A skilled nursing home in Santa Cruz County is suffering a severe outbreak of COVID-19, with 61 people having tested positive and nine dead, a county health spokeswoman said Thursday.
Of the 61 infected at the Watsonville Post-Acute Center, nine were staff. All those who died were residents and ranged in age from their early 70s to 90s, said Corinne Hyland, a public information officer for the county Department of Public Health. The facility is licensed for 95 beds.
Hyland said the facility had been following state guidelines for employee testing, which exposed the outbreak. The center reported the outbreak to the county on Sept. 17 after a resident tested positive. An outbreak at a nursing home is defined as an infection in one resident. Visitors have been barred during the pandemic, she said.
“It spread pretty quickly,” Hyland said. “Unfortunately, this is a very vulnerable population.”
Dr. David Ghilarducci, deputy health officer for Santa Cruz County, said the county’s public health staff was working closely with the facility to control the outbreak.
Santa Cruz County health officials have been visiting the facility daily to review protocols on isolation, quarantine, testing and screening, and to respond to requests for more resources.
Officials from the California Department of Public Health have made multiple visits to the facility to assess the situation and make recommendations, and the California National Guard also is providing help, the county said.
Because many nursing home employees work in more than one facility, the county immediately alerted other homes of the outbreak, Hyland said. She added that the county was tracing the contacts of the infected.
“This is really a large outbreak,” Hyland said. “We haven’t seen this sort of thing in our county until now.”

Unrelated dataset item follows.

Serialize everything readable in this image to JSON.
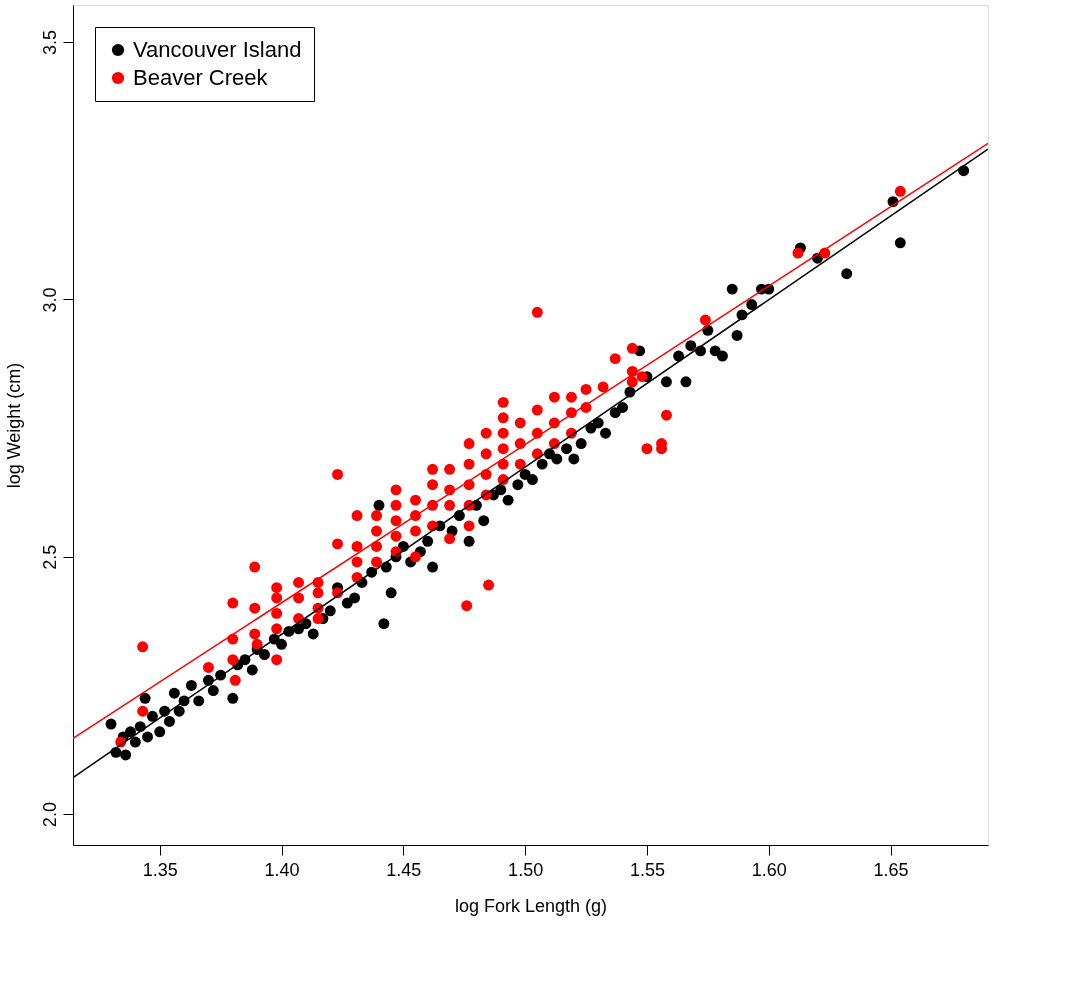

The Watsonville center’s website has reported previous infections in the past but in small numbers. The website indicates that past infections have been among employees.
Gerald E. Hunter, the facility’s administrator, said on the website there were 23 residents and four staff members who were positive for the virus on Oct. 5. He said the county’s numbers reflected the total infected since the outbreak started.
“Each day we evaluate all of our residents following CDPH and County of Santa Cruz guidelines to determine whom meets the criteria to be transferred out of the unit,” said Hunter on the website. He did not immediately respond to a request for an interview.